The purpose of data redistribution is to improve performance, enhance scalability, or reduce cost. Data redistribution is often used to move data between a production system and a test system or between different servers or clusters, to spread the load evenly or to make sure that the data is available in multiple locations in case of system failure or disaster recovery.

  • What is a partition?

Partitions in Apache Spark are logical divisions of data stored on a node in the cluster.

They provide a way to split up large datasets into smaller, more manageable chunks that can be processed in parallel.

By default, Spark uses a Hash Partitioner, which uses a hash function to determine which partition a particular row of data should be assigned to.

Spark also supports Range Partitioning, which allows for data to be divided into partitions based on a range of values.

  • What is doing a GroupBy before a partition?

Doing a group by before partitioning means that the data is grouped together before being divided into partitions.

This can be useful when performing certain calculations, as it allows for more efficient processing of the data.
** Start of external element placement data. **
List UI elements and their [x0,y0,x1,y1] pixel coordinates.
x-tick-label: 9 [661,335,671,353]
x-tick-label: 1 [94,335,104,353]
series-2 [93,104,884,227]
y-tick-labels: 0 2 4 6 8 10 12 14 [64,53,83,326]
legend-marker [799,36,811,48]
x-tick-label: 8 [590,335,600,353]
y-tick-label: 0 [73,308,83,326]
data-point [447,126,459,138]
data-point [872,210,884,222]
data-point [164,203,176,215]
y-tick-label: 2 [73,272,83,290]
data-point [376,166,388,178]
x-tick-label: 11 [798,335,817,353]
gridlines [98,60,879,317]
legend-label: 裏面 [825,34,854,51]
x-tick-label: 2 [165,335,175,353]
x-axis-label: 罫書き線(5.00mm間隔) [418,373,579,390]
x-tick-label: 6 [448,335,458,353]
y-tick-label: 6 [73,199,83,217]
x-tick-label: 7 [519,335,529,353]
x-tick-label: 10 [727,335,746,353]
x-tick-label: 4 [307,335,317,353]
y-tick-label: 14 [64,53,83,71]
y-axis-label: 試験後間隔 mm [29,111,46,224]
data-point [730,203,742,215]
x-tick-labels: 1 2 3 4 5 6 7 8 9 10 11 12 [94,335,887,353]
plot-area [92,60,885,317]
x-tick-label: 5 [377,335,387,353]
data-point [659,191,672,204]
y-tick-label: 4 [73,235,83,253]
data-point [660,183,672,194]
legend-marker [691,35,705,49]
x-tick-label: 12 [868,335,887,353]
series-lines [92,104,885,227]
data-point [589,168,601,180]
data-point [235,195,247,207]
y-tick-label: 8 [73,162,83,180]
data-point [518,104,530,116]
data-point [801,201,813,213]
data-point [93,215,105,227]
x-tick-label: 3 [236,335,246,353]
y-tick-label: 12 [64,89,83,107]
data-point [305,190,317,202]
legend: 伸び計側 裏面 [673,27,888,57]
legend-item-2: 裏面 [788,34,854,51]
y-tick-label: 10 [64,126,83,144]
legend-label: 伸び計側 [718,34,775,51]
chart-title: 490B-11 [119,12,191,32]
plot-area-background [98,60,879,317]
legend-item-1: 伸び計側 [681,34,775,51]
For example, if you have a table of data with multiple columns and you want to sum up values in one of the columns, you can group by that column before partitioning the data so that the sum for each group is only calculated once.

What is Data Skew?

Data skew is an uneven distribution of data in a dataset, which can be caused by a variety of factors including transformations such as joins, groupBy, and orderBy.

Data skew can have a variety of implications, such as increased lock contention, reduced database concurrency, and decreased performance. Data skew can be measured using the skewness coefficient, which is a measure of the asymmetry of the data in a dataset.